Enrico was with him, his riot shotgun held vertically against his leg. Martín was not amused by Frade’s wit.

“That didn’t take long,” Martín said.

“Well, we didn’t have much to talk about,” Frade said.

“What did he have to say?”

“Very little after I told him I knew he was there when my Casa Chica was machine-gunned.”

“Excuse me?”

Frade took the sheaf of pictures from the pocket of his leather jacket and handed them to Martín.

Martín tried very hard and almost succeeded in suppressing his surprise at the photographs.

“I didn’t hear about any bodies,” Martín blurted. “Where are they now?”

“God only knows,” Frade said. “Why did you insist I come here, Alejandro?”

Martín took a moment to consider his reply, then said, “I thought perhaps el Coronel Perón could make the point that either kidnapping—or aiding and abetting the desertion of—German diplomats was a very dangerous thing to do.”

“You thought what happened at Casa Chica was in the nature of a warning?” Frade asked.

“I didn’t know it was anything like this,” he said. “It happened while you were in the United States?”

Frade nodded. “Yesterday. You really didn’t know?”

Martín shook his head.

“Did they get the Froggers?” he asked.

“The who? Next question.”

Martín looked at him for a long moment, then asked: “Anything else of interest to me happen upstairs?”

“Well, I told him I wanted him out of this house by tomorrow. That was about it.”

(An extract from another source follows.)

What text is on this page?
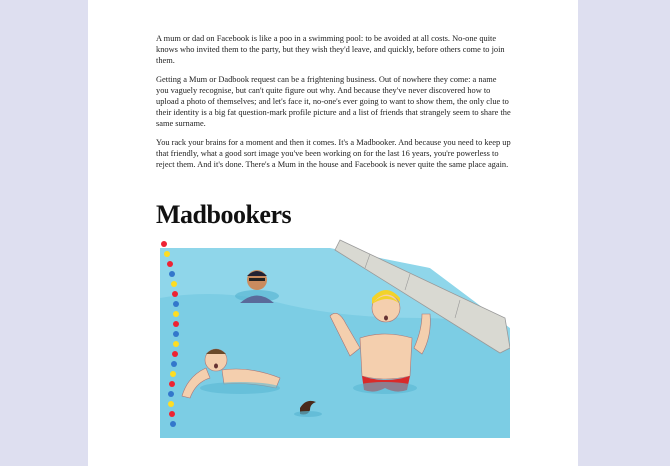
A mum or dad on Facebook is like a poo in a swimming pool: to be avoided at all costs. No-one quite knows who invited them to the party, but they wish they'd leave, and quickly, before others come to join them.

Getting a Mum or Dadbook request can be a frightening business. Out of nowhere they come: a name you vaguely recognise, but can't quite figure out why. And because they've never discovered how to upload a photo of themselves; and let's face it, no-one's ever going to want to show them, the only clue to their identity is a big fat question-mark profile picture and a list of friends that strangely seem to share the same surname.

You rack your brains for a moment and then it comes. It's a Madbooker. And because you need to keep up that friendly, what a good sort image you've been working on for the last 16 years, you're powerless to reject them. And it's done. There's a Mum in the house and Facebook is never quite the same place again.

Madbookers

While many people knew the mansion to be el Coronel Perón’s residence, and many even thought he owned it, the fact was that it belonged to Cletus Frade, and Perón had been using it as a sort of tolerated unwelcome guest.

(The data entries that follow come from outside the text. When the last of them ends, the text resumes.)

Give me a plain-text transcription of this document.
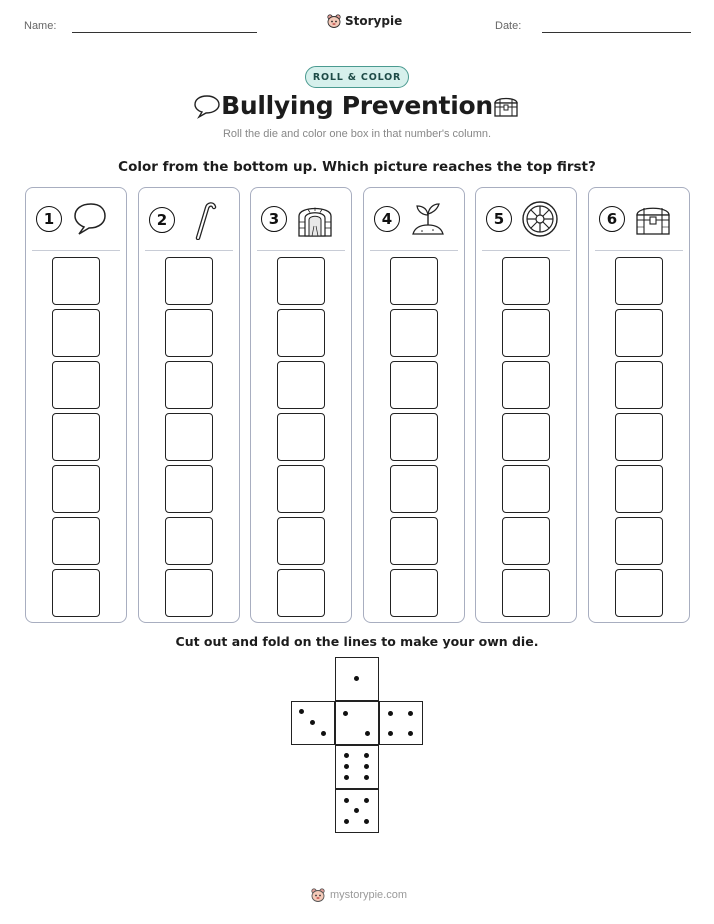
Name:	Storypie	Date:
ROLL & COLOR
Bullying Prevention
Roll the die and color one box in that number's column.
Color from the bottom up. Which picture reaches the top first?
1	2	3	4	5	6
Cut out and fold on the lines to make your own die.
mystorypie.com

Martín, who knew who owned the house, shook his head in disbelief.

“Actually, what I said was, ‘Tío Juan, you degenerate sonofabitch. You’re going to have to find someplace else for your little girls. I want you out of here by tomorrow.’ That was after he waved his pistol at me.”

“He did what?” Martín asked incredulously.

“For a moment I thought he was going to shoot me. But then Enrico chambered a round in the riot gun and he thought better of it. Now that I’ve had a couple of minutes to think it over, I almost wish he had tried. The tragic death of Juan Domingo in his godson’s library because poor old Enrico didn’t know his shotgun was loaded would have solved a lot of my problems.”

“And now?”

“Now, nothing. I told him that if I even suspect an attempt is made on my life, my wife’s life, or the life of anybody close to me, the photographs—and some other material I have—will be made public. The only people who know what happened upstairs just now are Enrico and me. And now you.”